Gapless dispersive continuum in a modulated quantum kagome antiferromagnet

TL;DR

This study reports on a new titanium-based quantum kagome antiferromagnet that exhibits a gapless, dispersive continuum of fractionalized excitations, suggesting a quantum spin liquid state with unique spinon-like dynamics.

Contribution

It introduces a novel titanium fluoride kagome antiferromagnet with no magnetic order down to 1.5 K, expanding the material landscape beyond copper-based systems for quantum spin liquids.

Findings

Dispersive continuum of excitations observed at 1.5 K

Fractionalized spinon-like excitations with quasi-1D dispersion

No magnetic order detected down to 1.5 K

Abstract

The pursuit of quantum spin liquid (QSL) states in condensed matter physics has drawn attention to kagome antiferromagnets (AFM) where a two-dimensional corner-sharing network of triangles frustrates conventional magnetic orders.

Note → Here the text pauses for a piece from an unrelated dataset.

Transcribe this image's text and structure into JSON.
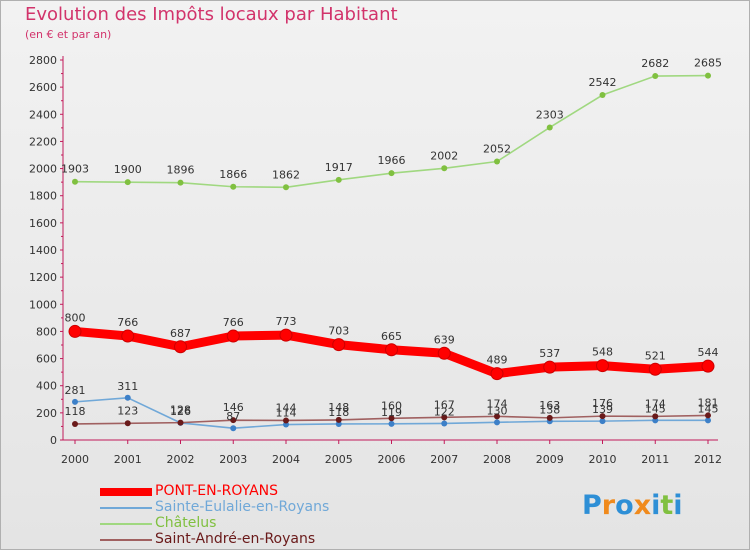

While quantum kagome AFMs based on Cu$^{2+}$ (3d$^9$, $s=\frac{1}{2}$) ions have been extensively studied, there is so far little work beyond copper-based systems. Here we present our bulk magnetization, specific heat and neutron scattering studies on single crystals of a new titanium fluoride Cs$_8$RbK$_3$Ti$_{12}$F$_{48}$ where Ti$^{3+}$ (3d$^1$, $s = \frac{1}{2}$) ions form a modulated quantum kagome antiferromagnet that does not order magnetically down to 1.5 K. Our comprehensive map of the dynamic response function $S(Q,\hbar\omega)$ acquired at 1.5 K where the heat capacity is T-linear reveals a dispersive continuum emanating from soft lines that extend along (100). The data indicate fractionalized spinon-like excitations with quasi-one-dimensional dispersion within a quasi-two-dimensional spin system.